Posisi pendidikan dalam belantara filsafat metafisika adalah sebagai sarana untuk berfikir ilmiah untuk mendapatkan kebenaran yang selalu dipertanyakan dalam filsafat. Pendidkan juga menjembatani antara kondisi- kondisi actual dengan kondisi- kondisi ideal. Artinya pendidikan adalah merupakan objek kajian atau penelitian dari masalah filsafat ilmu pendidikan.
Dimensi-dimensi utama filsafat ilmu, yaitu : ontology, epistemology, dan aksiologi. Ontologi adalah hakikat yang Ada (being, sein) yang merupakan asumsi dasar bagi apa yang disebut sebagai kenyataan dan kebenaran.
Epistemologi adalah sarana, sumber, tatacara untuk menggunakannya dengan langkah-langkah progresinya menuju pengetahuan (ilmiah).
Aksiologi adalah nilai-nilai (value) sebagai tolok ukur kebenaran (ilmiah), etik, dan moral sebagai dasar normative dalam penelitian dan penggalian, serta penerapan ilmu (Wibisono, 2001).

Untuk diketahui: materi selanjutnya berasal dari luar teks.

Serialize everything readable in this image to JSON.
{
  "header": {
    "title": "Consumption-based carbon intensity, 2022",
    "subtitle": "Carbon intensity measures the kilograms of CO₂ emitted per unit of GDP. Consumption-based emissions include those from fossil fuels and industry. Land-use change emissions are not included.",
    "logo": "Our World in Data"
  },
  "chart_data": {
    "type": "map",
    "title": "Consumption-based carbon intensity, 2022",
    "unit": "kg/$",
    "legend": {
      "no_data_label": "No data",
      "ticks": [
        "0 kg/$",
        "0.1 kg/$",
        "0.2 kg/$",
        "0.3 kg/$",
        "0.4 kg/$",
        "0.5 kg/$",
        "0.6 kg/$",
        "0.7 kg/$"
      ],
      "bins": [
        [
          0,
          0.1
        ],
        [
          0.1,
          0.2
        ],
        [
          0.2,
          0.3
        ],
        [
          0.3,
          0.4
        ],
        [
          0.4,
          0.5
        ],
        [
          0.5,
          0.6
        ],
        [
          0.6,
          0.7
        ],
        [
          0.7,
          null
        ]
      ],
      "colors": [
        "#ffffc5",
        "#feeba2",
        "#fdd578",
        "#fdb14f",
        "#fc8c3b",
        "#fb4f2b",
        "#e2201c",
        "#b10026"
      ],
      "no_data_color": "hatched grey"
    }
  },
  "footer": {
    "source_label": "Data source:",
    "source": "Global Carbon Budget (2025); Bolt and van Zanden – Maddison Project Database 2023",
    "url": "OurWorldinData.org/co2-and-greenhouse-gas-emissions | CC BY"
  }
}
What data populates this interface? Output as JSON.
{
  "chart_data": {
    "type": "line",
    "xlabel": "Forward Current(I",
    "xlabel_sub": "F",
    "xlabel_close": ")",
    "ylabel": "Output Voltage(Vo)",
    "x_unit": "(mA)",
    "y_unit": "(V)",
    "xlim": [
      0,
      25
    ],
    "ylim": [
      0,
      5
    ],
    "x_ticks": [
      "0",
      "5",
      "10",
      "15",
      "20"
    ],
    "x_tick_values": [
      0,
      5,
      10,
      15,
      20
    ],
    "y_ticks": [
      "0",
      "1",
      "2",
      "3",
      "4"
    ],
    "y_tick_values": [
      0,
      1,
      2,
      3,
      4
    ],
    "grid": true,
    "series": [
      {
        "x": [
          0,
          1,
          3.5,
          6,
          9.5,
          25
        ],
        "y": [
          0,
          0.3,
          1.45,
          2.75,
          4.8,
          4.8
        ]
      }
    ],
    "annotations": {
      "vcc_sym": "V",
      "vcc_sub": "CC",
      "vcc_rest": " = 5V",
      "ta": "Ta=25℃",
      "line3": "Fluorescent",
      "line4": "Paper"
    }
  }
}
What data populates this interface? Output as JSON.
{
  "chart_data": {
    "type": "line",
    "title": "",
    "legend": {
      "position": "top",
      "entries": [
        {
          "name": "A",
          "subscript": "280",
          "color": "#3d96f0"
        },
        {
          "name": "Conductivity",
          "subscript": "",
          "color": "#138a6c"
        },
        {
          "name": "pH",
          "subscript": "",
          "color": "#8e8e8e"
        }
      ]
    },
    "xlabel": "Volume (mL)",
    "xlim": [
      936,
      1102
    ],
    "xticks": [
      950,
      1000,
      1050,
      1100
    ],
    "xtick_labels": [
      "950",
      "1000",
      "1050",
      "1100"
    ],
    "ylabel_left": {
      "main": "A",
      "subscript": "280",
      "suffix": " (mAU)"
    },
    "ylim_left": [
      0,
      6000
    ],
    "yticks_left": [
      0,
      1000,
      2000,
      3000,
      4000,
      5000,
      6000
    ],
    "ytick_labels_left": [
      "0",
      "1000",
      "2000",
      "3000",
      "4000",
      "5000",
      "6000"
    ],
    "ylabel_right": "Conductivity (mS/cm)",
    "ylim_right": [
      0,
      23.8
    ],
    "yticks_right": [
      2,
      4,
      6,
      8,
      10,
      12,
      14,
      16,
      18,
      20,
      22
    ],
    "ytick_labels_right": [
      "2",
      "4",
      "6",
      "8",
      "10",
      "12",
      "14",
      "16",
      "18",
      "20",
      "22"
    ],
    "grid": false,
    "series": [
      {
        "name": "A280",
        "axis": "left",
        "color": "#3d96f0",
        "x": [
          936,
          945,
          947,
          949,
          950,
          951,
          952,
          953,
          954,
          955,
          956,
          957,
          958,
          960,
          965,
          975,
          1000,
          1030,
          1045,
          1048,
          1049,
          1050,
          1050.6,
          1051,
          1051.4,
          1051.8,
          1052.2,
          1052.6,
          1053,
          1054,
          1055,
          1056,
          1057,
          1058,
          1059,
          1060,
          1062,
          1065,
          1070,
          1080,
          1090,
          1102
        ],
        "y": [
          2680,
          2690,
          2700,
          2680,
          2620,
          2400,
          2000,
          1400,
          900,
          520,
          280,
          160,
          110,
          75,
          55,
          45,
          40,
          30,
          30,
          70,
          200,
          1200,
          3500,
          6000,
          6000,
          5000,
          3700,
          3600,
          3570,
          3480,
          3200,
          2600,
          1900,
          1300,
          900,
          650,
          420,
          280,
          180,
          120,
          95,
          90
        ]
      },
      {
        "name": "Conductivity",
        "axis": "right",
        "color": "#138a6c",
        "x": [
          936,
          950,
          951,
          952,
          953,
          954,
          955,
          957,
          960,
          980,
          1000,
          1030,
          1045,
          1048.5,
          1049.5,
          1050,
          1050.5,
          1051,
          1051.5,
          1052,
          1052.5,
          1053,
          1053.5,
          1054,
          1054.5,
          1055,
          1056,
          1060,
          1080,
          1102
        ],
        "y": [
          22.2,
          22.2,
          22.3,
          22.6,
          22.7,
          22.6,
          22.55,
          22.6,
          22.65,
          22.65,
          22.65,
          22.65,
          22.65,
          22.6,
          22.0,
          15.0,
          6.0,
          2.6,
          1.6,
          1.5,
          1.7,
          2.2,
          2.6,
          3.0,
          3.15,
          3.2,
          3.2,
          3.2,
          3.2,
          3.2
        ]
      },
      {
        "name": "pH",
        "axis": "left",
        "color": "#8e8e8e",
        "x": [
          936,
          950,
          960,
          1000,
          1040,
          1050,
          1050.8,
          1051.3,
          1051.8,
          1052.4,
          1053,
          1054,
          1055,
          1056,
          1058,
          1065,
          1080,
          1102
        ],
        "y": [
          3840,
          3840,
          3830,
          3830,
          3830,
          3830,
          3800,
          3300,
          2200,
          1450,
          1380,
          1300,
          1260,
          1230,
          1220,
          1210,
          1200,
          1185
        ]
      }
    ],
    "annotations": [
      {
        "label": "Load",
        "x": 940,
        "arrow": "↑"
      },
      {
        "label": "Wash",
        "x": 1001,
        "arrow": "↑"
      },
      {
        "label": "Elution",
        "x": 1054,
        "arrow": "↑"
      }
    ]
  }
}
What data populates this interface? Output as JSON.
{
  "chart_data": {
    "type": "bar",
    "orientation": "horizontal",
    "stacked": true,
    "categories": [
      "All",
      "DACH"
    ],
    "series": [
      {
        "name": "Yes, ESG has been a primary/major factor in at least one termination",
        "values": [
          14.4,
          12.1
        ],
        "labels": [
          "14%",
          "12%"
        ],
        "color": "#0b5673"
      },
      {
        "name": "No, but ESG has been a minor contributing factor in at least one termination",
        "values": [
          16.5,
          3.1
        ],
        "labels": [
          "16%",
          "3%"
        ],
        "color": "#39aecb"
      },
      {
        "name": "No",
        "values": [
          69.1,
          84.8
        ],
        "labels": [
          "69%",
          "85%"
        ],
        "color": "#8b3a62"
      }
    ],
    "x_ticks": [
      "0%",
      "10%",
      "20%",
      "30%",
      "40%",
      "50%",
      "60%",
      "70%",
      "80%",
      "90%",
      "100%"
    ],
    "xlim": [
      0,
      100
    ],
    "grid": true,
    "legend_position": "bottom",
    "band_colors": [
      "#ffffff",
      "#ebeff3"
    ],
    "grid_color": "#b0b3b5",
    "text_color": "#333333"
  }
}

Persoalan pendidikan adalah persoalan filsafat. Pendidikan dan filsafat tidak terpisahkan karena akhir dari pendidikan adalah akhir dari filsafat, yaitu kearifan (wisdom). Dan alat dari filsafat adalah alat dari pendidikan, yaitu pencarian (inquiry), yang akan mengantar seseorang pada kearifan.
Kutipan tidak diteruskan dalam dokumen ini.